Thriller takes potshots at Pakistan
Reviewed by Ashok Tuteja

Desert Hunt
by KSR Menon
Folio 
Publishers
Pages 241. Rs 399

desert Hunt, a new thriller written by an Indian expatriate journalist in Dubai, is a novel that Pakistan would love to hate. In a well-crafted narration in 241 pages, the author KSR Menon, a news agency journalist who has lived in Dubai for 18 years, tells the story of Al-Qaida trying to secure a suitcase nuclear bomb design from a discredited Pakistani intelligence agent. Despite the disclaimer given in the beginning of the novel, it is evident from the beginning that the author is taking pot shots at the Pakistani government, the ISI and also the Pakistani nuclear establishment.

The novel begins dramatically with the assassination of top Hamas commander in Dubai by Israel’s Mossad, an event that actually did happen a couple of years ago. The author uses it as a story peg to develop the theme of Al-Qaida-LeT collaboration over the nuke design. To add spice to the story, he introduces a top Al-Qaida leader hiding in Waziristan seeking treatment in Dubai for wounds inflicted by a US drone strike. The terrorist leader’s other objective is to take the nuke design with him. Will he succeed? Thereby hangs a tale.

For a reader who is familiar with the current geo-political situation in the region, the similarity between PSI and the ISI, Dr Rukman Haq and A Q Khan, the father of Pakistan’s nuclear bomb and several other characters and events are hard to miss.

Menon has adopted a racy style to tell the story. To make for easy reading, he split each of the 20 chapters into short subsections which would prompt the reader to finish just one section more to get over the suspense. He has woven the plot through different countries—India, Afghanistan, Pakistan, Israel and Dubai.

The book is well researched, as it traces the history of Pakistan’s nuclear establishment, India’s strategic initiatives in Afghanistan, the UAE’s policy toward Pakistan and Taliban and a host of other issues. On several counts though, the author seems to have deliberately misrepresented the factual situation just that bit so as to justify the disclaimer given in the beginning.

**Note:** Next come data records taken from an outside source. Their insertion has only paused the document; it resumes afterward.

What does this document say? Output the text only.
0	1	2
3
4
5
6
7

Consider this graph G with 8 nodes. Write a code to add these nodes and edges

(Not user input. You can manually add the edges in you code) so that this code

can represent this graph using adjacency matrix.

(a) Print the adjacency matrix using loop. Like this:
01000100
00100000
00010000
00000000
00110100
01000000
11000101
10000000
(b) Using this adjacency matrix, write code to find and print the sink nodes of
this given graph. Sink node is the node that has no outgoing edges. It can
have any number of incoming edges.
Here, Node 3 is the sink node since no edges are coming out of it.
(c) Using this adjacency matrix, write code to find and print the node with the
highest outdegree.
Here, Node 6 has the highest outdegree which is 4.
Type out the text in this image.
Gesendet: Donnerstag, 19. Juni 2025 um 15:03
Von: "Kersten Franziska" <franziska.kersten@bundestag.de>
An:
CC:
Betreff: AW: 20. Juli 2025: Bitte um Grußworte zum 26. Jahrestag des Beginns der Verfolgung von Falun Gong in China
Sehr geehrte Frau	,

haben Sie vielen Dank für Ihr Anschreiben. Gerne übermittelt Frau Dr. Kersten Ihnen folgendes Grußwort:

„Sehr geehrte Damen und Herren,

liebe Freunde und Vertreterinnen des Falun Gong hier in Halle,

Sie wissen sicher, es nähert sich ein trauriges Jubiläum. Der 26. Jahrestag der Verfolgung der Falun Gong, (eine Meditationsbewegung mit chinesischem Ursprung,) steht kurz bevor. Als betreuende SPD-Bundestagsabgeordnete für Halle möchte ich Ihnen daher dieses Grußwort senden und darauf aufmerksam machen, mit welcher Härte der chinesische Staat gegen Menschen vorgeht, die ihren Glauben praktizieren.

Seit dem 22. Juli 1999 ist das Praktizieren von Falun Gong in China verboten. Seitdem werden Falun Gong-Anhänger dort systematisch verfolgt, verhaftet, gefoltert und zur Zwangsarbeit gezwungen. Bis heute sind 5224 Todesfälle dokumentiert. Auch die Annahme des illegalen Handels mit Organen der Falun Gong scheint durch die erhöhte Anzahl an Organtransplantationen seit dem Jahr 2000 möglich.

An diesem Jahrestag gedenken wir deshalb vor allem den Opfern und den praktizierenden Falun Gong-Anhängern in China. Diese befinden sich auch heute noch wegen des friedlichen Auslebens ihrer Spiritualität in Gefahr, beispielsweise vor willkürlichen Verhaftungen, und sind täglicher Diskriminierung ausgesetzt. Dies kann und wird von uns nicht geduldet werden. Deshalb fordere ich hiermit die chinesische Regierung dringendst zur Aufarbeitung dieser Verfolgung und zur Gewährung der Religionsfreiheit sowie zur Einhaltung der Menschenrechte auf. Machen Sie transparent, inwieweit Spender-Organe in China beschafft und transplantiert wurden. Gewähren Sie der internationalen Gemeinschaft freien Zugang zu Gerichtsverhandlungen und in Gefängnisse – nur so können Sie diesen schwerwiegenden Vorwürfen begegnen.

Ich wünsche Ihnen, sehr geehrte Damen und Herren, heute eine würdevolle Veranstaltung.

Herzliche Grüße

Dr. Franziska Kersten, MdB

The book will certainly find favour with thousands of expatriates in the Gulf or those who have been to the Middle East but it is anybody’s guess how the authorities in the UAE will receive it. The establishments of the Arabian Gulf countries have been too sensitive to any negative comment on the domestic scene there. And Desert Hunt does have many subtle and humorously critical references to the life in the UAE, which may not be taken kindly by the regime there though the overall treatment of terrorism in the story shows the Gulf country in a positive light.